The following books, among others, are recommended:
“Truths. Talks with a Boy.” Dr. E. B. Lowry, Forbes & Co., Chicago.
“From Youth to Manhood.” Dr. Winfield S. Hall. Association Press. New York.
“What a Father Should Tell His Little Boy.” Isabelle T. Smart. Bodmer & Co., New York.
“What a Father Should Tell His Son.” Isabelle T. Smart. Bodmer & Co., New York.
“The Renewal of Life. How and When to Tell the Story to the Young.” Margaret W. Morley, A. C. McClurg & Co., Chicago.
CHAPTER XVII
CHILDREN’S COURTS
NO work on boy-training would be complete without a reference to an instrumentality of recent origin for reclaiming the wayward boy which marks a forward step in the solution of the child problem—the juvenile court. The most notable change in American jurisprudence in the last decade has been the establishment and development of such courts for child saving and the prevention of crime. Before the advent of these courts, all children charged with the commission of offenses were tried in criminal and police courts as criminals and with criminals. While awaiting trial, they were confined in jail with thieves, confidence men, beggars, drunkards, burglars, hold-up men, and murderers, because the state had made no provision for their separate detention pending trial.

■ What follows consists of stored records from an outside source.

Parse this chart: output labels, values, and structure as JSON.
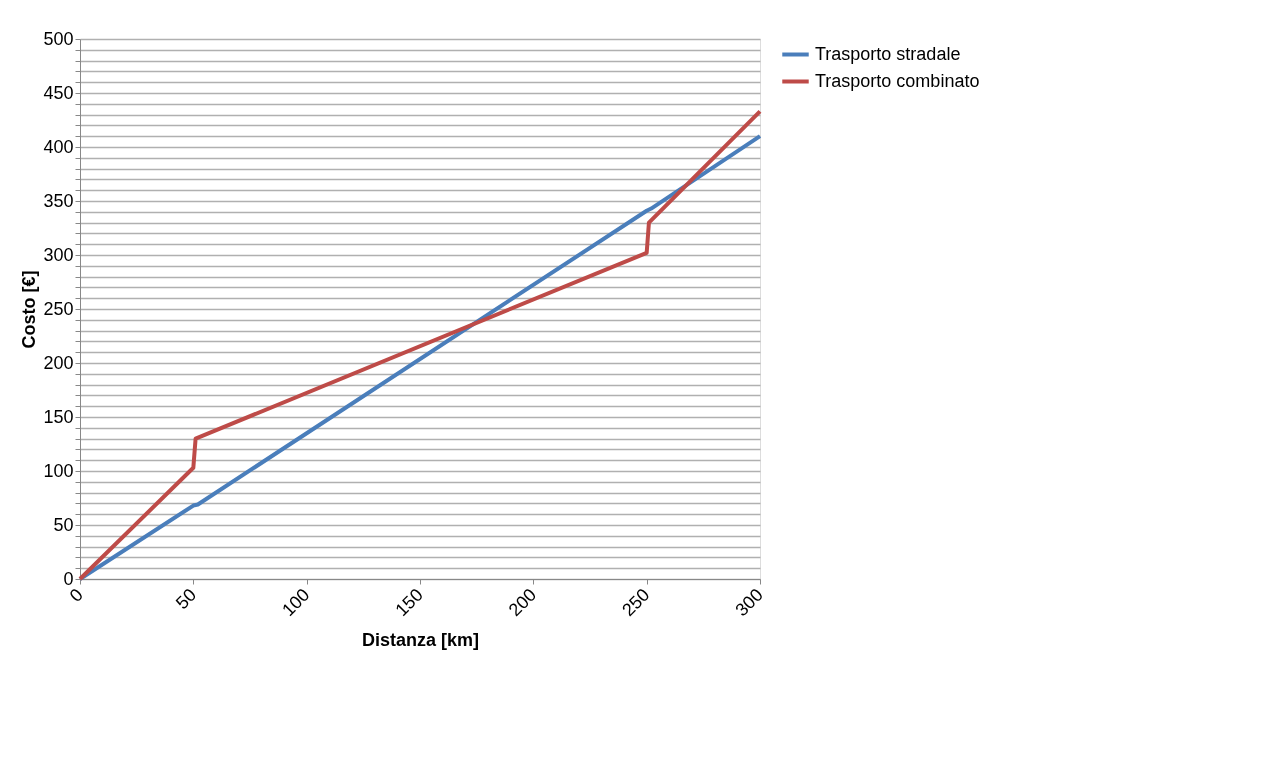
{
  "chart_data": {
    "type": "line",
    "xlabel": "Distanza [km]",
    "ylabel": "Costo [€]",
    "xlim": [
      0,
      300
    ],
    "xticks": [
      0,
      50,
      100,
      150,
      200,
      250,
      300
    ],
    "ylim": [
      0,
      500
    ],
    "yticks": [
      0,
      {
        "value": 10,
        "label": null
      },
      {
        "value": 20,
        "label": null
      },
      {
        "value": 30,
        "label": null
      },
      {
        "value": 40,
        "label": null
      },
      50,
      {
        "value": 60,
        "label": null
      },
      {
        "value": 70,
        "label": null
      },
      {
        "value": 80,
        "label": null
      },
      {
        "value": 90,
        "label": null
      },
      100,
      {
        "value": 110,
        "label": null
      },
      {
        "value": 120,
        "label": null
      },
      {
        "value": 130,
        "label": null
      },
      {
        "value": 140,
        "label": null
      },
      150,
      {
        "value": 160,
        "label": null
      },
      {
        "value": 170,
        "label": null
      },
      {
        "value": 180,
        "label": null
      },
      {
        "value": 190,
        "label": null
      },
      200,
      {
        "value": 210,
        "label": null
      },
      {
        "value": 220,
        "label": null
      },
      {
        "value": 230,
        "label": null
      },
      {
        "value": 240,
        "label": null
      },
      250,
      {
        "value": 260,
        "label": null
      },
      {
        "value": 270,
        "label": null
      },
      {
        "value": 280,
        "label": null
      },
      {
        "value": 290,
        "label": null
      },
      300,
      {
        "value": 310,
        "label": null
      },
      {
        "value": 320,
        "label": null
      },
      {
        "value": 330,
        "label": null
      },
      {
        "value": 340,
        "label": null
      },
      350,
      {
        "value": 360,
        "label": null
      },
      {
        "value": 370,
        "label": null
      },
      {
        "value": 380,
        "label": null
      },
      {
        "value": 390,
        "label": null
      },
      400,
      {
        "value": 410,
        "label": null
      },
      {
        "value": 420,
        "label": null
      },
      {
        "value": 430,
        "label": null
      },
      {
        "value": 440,
        "label": null
      },
      450,
      {
        "value": 460,
        "label": null
      },
      {
        "value": 470,
        "label": null
      },
      {
        "value": 480,
        "label": null
      },
      {
        "value": 490,
        "label": null
      },
      500
    ],
    "grid": "y",
    "legend": "right",
    "marker": "none",
    "line_style": "solid",
    "series": [
      {
        "name": "Trasporto stradale",
        "color": "#4a7ebb",
        "x": [
          0,
          50,
          52,
          250,
          252,
          300
        ],
        "values": [
          0,
          68,
          69,
          341,
          343,
          410
        ]
      },
      {
        "name": "Trasporto combinato",
        "color": "#be4b48",
        "x": [
          0,
          50,
          51,
          250,
          251,
          300
        ],
        "values": [
          0,
          103,
          130,
          302,
          330,
          433
        ]
      }
    ]
  }
}
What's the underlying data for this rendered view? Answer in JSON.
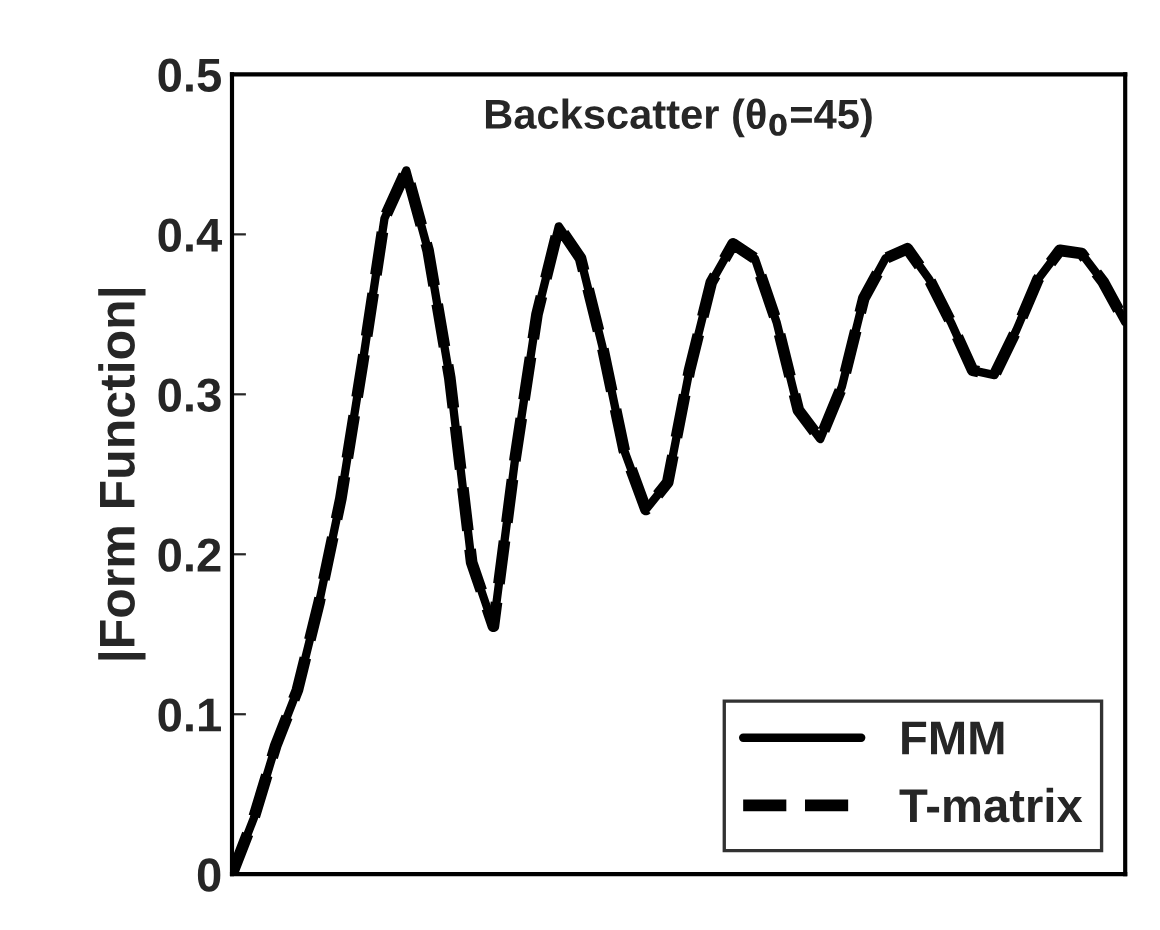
{
  "chart_data": {
    "type": "line",
    "title": "Backscatter (θ$_{0}$=45)",
    "ylabel": "|Form Function|",
    "categories": [
      null,
      null,
      null,
      null,
      null,
      null,
      null,
      null,
      null,
      null,
      null,
      null,
      null,
      null,
      null,
      null,
      null,
      null,
      null,
      null,
      null,
      null,
      null,
      null,
      null,
      null,
      null,
      null,
      null,
      null,
      null,
      null,
      null,
      null,
      null,
      null,
      null,
      null,
      null,
      null,
      null,
      null
    ],
    "series": [
      {
        "name": "FMM",
        "color": "#000000",
        "line_style": "solid",
        "values": [
          0,
          0.035,
          0.08,
          0.115,
          0.17,
          0.235,
          0.32,
          0.41,
          0.44,
          0.39,
          0.31,
          0.195,
          0.155,
          0.26,
          0.35,
          0.405,
          0.385,
          0.33,
          0.265,
          0.228,
          0.245,
          0.315,
          0.37,
          0.394,
          0.385,
          0.345,
          0.29,
          0.272,
          0.305,
          0.36,
          0.385,
          0.391,
          0.372,
          0.345,
          0.315,
          0.312,
          0.34,
          0.372,
          0.39,
          0.388,
          0.37,
          0.345
        ]
      },
      {
        "name": "T-matrix",
        "color": "#000000",
        "line_style": "dashed",
        "values": [
          0,
          0.035,
          0.08,
          0.115,
          0.17,
          0.235,
          0.32,
          0.41,
          0.44,
          0.39,
          0.31,
          0.195,
          0.155,
          0.26,
          0.35,
          0.405,
          0.385,
          0.33,
          0.265,
          0.228,
          0.245,
          0.315,
          0.37,
          0.394,
          0.385,
          0.345,
          0.29,
          0.272,
          0.305,
          0.36,
          0.385,
          0.391,
          0.372,
          0.345,
          0.315,
          0.312,
          0.34,
          0.372,
          0.39,
          0.388,
          0.37,
          0.345
        ]
      }
    ],
    "ylim": [
      0,
      0.5
    ],
    "yticks": [
      0,
      0.1,
      0.2,
      0.3,
      0.4,
      0.5
    ],
    "grid": false,
    "legend": "bottom right",
    "tick_labels": "y"
  }
}
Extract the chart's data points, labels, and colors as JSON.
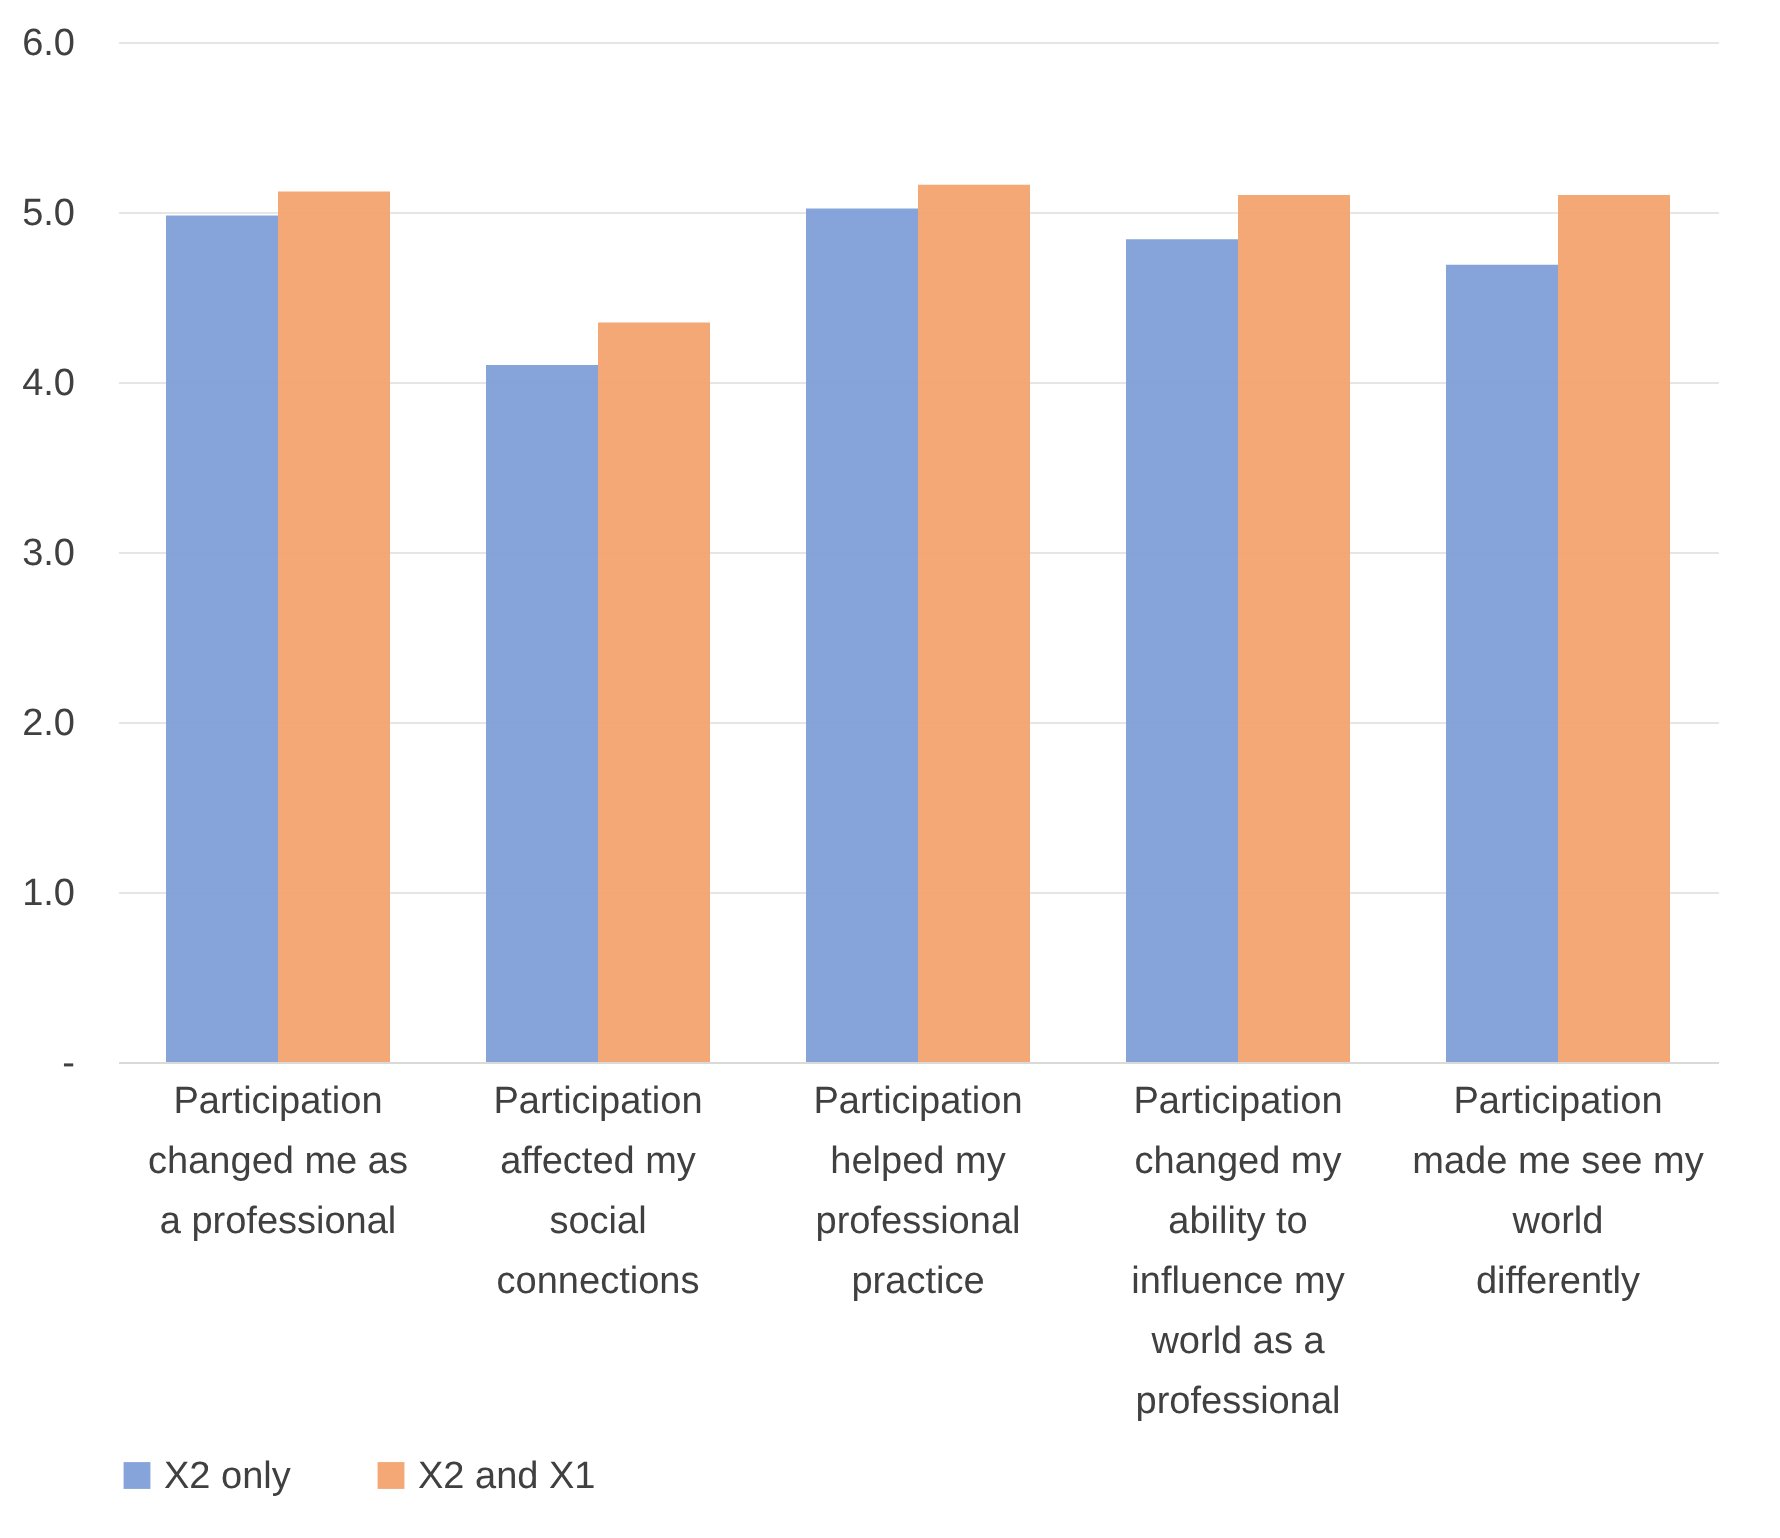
{
  "chart_data": {
    "type": "bar",
    "categories": [
      "Participation changed me as a professional",
      "Participation affected my social connections",
      "Participation helped my professional practice",
      "Participation changed my ability to influence my world as a professional",
      "Participation made me see my world differently"
    ],
    "series": [
      {
        "name": "X2 only",
        "color": "#7f9fd8",
        "values": [
          4.98,
          4.1,
          5.02,
          4.84,
          4.69
        ]
      },
      {
        "name": "X2 and X1",
        "color": "#f2a36e",
        "values": [
          5.12,
          4.35,
          5.16,
          5.1,
          5.1
        ]
      }
    ],
    "ylim": [
      0,
      6
    ],
    "yticks": [
      {
        "value": 0,
        "label": "-"
      },
      {
        "value": 1,
        "label": "1.0"
      },
      {
        "value": 2,
        "label": "2.0"
      },
      {
        "value": 3,
        "label": "3.0"
      },
      {
        "value": 4,
        "label": "4.0"
      },
      {
        "value": 5,
        "label": "5.0"
      },
      {
        "value": 6,
        "label": "6.0"
      }
    ],
    "grid": "y",
    "legend": "bottom"
  }
}
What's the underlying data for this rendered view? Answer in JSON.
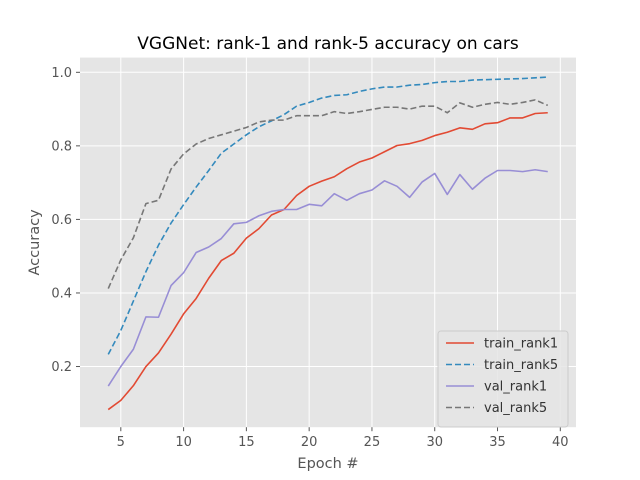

Under such conditions the child acquired through association and conversation the viewpoint of the criminal as well as an education in crime which he would put into practice after his release. Amid such surroundings were laid the foundations for the careers of many of the criminals who now crowd our jails and penitentiaries to overflowing. Speaking of such conditions, Judge Richard S. Tuthill of the Children’s Court of Chicago said, “The State had educated innocent children in crime and the harvest was great.” A thoughtful police official once remarked of a boy in such surroundings, “He is on a toboggan, the lower end of which rests in hell.”
The gradual recognition, by an aroused public conscience, of the evil results of such a system put into operation the forces which in many states have abolished the old plan of regarding and punishing the child as a criminal and substituted the principle that the wayward child is a dependent whom the state, like a wise parent, will restrain from evil and educate in the paths leading to good citizenship, through the agency of the juvenile court and its efficient aid, the probation officer.